There is such a sweet, innate, innocence within our children. They happily embrace and play with each other regardless of race, religion, ethnicity, and background. Sadly, as adults, many times we lose this innocence. Our nation is becoming more and more diverse. However, it seems that at times we are surrounded by divisiveness. There is much truth in Martin Luther King Jr.’s quote:
People fail to get along because they fear each other; they fear each other because they don’t know each other…
As mothers, we have a great opportunity to raise culturally diverse children. This has become a new goal of mine and I would like to share some tips I have learned and implemented along this journey:
Tip 1: Celebrate and recognize significant months.
There are numerous months set aside to recognize, commemorate, and celebrate various groups. Intentionally celebrating these months will make learning and teaching about diversity more organic.
Here is a list of American recognized month-long observances:
• February – Black History Month
• March – Irish-American Heritage Month, National Disabilities Month, and Women’s History Month
• May – Asian Pacific American Heritage Month, Haitian Heritage Month, and Jewish American Heritage Month
• September 15 & October 15 – German American Heritage Month and National Hispanic Heritage Month
• October – Filipino American History Month and Polish American Heritage Month
• November – Native American Indian Heritage Month and Alaska Native Heritage Month
During these months you can set time aside to learn and discover about the various groups that make America a diverse and special nation. You can try a variety of recipes and/or restaurants unique to each ethnic group. You can also celebrate individuals who are important and significant to each ethnic group. The opportunities for exploration are numerous.
Tip 2: Ensure your child’s personal library is filled with culturally diverse books and videos.
One of the easiest ways to naturally teach diversity is through books and videos. For example, Disney has been proactive in producing children’s movies that highlight diversity through the main characters and settings. Also, PBS has numerous documentaries that are great for older children. Here are some of my family’s favorite books which incorporate and/or celebrate diversity:
• Many Nations, An Alphabet of Native America by Joseph Bruchac
• Henry’s Freedom Box by Ellen Levine and Kadir Nelson
• Rhymes Round the World by Kay Chorao
• The Legend of the Indian Paintbrush retold and illustrated by Tommie dePaola
• We March by Shane W. Evans
• I Am a Rainbow by Dolly Parton
• Moses, When Harriet Tubman Led Her People to Freedom by Carole Boston Weatherford
• Thirteen Moons on Turtle’s Back by Joseph Burchac and Jonathan London
• God’s Very Good Idea, A True Story About God’s Delightfully Different Family by Trillia Newbell
• Anansi the Spider by Gerald McDemott
Tip 3: Visit local museums, points of interests, and landmarks.

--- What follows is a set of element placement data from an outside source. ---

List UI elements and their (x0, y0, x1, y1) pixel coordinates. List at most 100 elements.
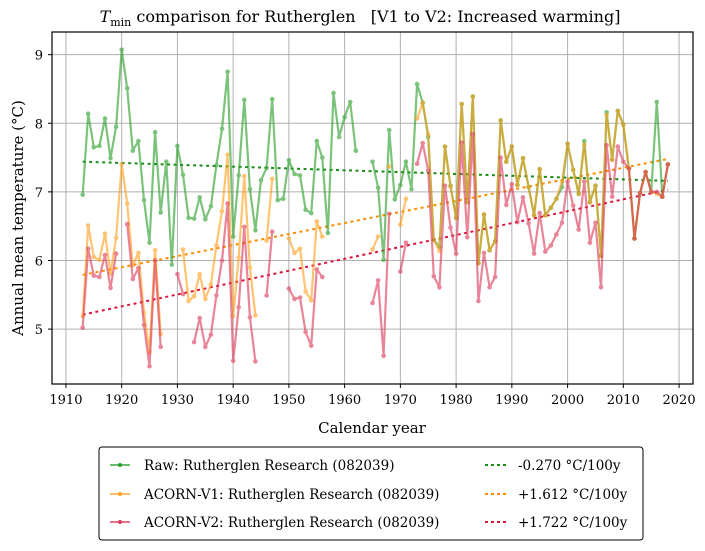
data-point (459, 101, 465, 107)
data-point (242, 97, 247, 103)
series-line (416, 95, 669, 265)
y-axis-ticks: 5 6 7 8 9 (35, 49, 52, 338)
data-point (180, 247, 186, 252)
data-point (102, 252, 108, 258)
data-point (108, 285, 113, 291)
data-point (308, 343, 314, 348)
data-point (554, 232, 559, 237)
legend-box (98, 446, 644, 541)
data-point (543, 249, 548, 254)
data-point (292, 250, 297, 256)
data-point (492, 274, 498, 280)
data-point (308, 210, 314, 216)
data-point (191, 293, 197, 299)
x-tick-label: 1920 (105, 393, 138, 408)
data-point (576, 227, 581, 232)
data-point (102, 231, 108, 236)
x-tick-label: 1930 (161, 393, 194, 408)
data-point (582, 142, 587, 147)
data-point (242, 224, 247, 230)
data-point (621, 122, 626, 127)
data-point (191, 216, 197, 221)
data-point (286, 158, 292, 163)
data-point (559, 179, 565, 184)
data-point (353, 148, 359, 153)
data-point (632, 236, 637, 241)
data-point (582, 138, 587, 144)
data-point (481, 250, 487, 256)
data-point (320, 234, 325, 239)
legend: Raw: Rutherglen Research (082039) ACORN-V… (98, 446, 644, 541)
data-point (576, 191, 581, 197)
data-point (147, 240, 152, 245)
data-point (504, 202, 509, 208)
data-point (403, 240, 409, 245)
data-point (325, 230, 331, 236)
data-point (587, 199, 593, 205)
data-point (225, 201, 230, 206)
x-tick-label: 1980 (440, 393, 473, 408)
data-point (442, 183, 448, 188)
data-point (498, 118, 504, 123)
data-point (526, 221, 531, 226)
x-tick-label: 1910 (49, 393, 82, 408)
data-point (409, 186, 414, 192)
data-point (130, 148, 136, 153)
data-point (180, 172, 186, 177)
data-point (214, 162, 219, 168)
data-point (609, 194, 615, 199)
data-point (219, 258, 225, 263)
data-point (414, 116, 420, 121)
data-point (487, 285, 492, 290)
data-point (214, 293, 219, 298)
data-point (225, 69, 230, 75)
y-tick-label: 9 (35, 49, 43, 64)
series-line (181, 153, 257, 318)
data-point (403, 196, 409, 201)
data-point (275, 197, 281, 203)
data-point (314, 267, 320, 272)
data-point (565, 179, 570, 184)
legend-series-marker (118, 463, 122, 467)
data-point (548, 243, 554, 248)
data-point (269, 176, 275, 182)
data-point (375, 234, 381, 239)
data-point (80, 192, 85, 197)
data-point (420, 100, 426, 105)
data-point (598, 285, 604, 290)
data-point (158, 344, 163, 350)
data-point (297, 295, 303, 300)
data-point (320, 155, 325, 160)
data-point (175, 143, 180, 149)
data-point (91, 145, 97, 150)
data-point (537, 166, 542, 172)
data-point (414, 81, 420, 87)
series-line (265, 231, 274, 296)
data-point (147, 363, 152, 369)
data-point (269, 96, 275, 102)
data-point (375, 185, 381, 191)
trend-line (82, 188, 669, 316)
data-point (236, 173, 241, 178)
data-point (236, 304, 241, 310)
data-point (515, 219, 520, 225)
data-point (169, 262, 175, 267)
legend-series-label: ACORN-V2: Rutherglen Research (082039) (143, 515, 439, 531)
data-point (398, 222, 403, 228)
data-point (370, 159, 375, 164)
data-point (520, 156, 526, 161)
data-point (91, 273, 97, 278)
data-point (286, 236, 292, 241)
data-point (386, 164, 392, 169)
series-line (416, 133, 669, 303)
data-point (197, 195, 202, 200)
data-point (113, 124, 119, 129)
data-point (180, 291, 186, 297)
data-point (453, 251, 459, 256)
data-point (119, 162, 124, 167)
data-point (347, 99, 353, 105)
x-tick-label: 1970 (384, 393, 417, 408)
x-axis-ticks: 1910 1920 1930 1940 1950 1960 1970 1980 1990 2000… (49, 384, 696, 408)
data-point (582, 179, 587, 184)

In Knoxville, we are fortunate to have many local museums, points of interests, and landmarks that are valuable for teaching diversity. Visiting these different places will allow your child/children to explore different cultures. Here is a list of local places that are worth a visit:
• University of Tennessee, McClung Museum of Natural History and Culture – This museum offers permanent and special exhibitions and a variety of events.
• Beck Cultural Exchange Center in Knoxville, TN – A museum in Knoxville “Where African-American History and Culture are Preserved.”
• Green McAdoo Cultural Center in Clinton, TN – The center follows the chronologically detailed story of the 1956 desegregation of Clinton High School in life-size pictures with dramatic narrative.
• Museum of Appalachia in Clinton, TN – The Museum of Appalachia is a living history museum that lends voice to the people of Southern Appalachia through the artifacts and stories they left behind.
• Museum of the Cherokee Indian in Cherokee, NC
• Blount Mansion in Knoxville, TN – Blount Mansion was the home of William Blount, his family, and his slaves.
• James White’s Fort in Knoxville, TN – You can tour the fort and experience the frontier lifestyle.
Tip 4: Do a DNA kit and study the results.
Thanks to companies like Ancestery DNA, you can take a DNA test in the comfort of your home and determine your exact ethnicity. My family has yet to do this, but my children have been begging to do it. It is relatively expensive, however, I imagine it would be quite exciting to discover and study the results. What a great way to truly immerse your child/children in a world of diversity.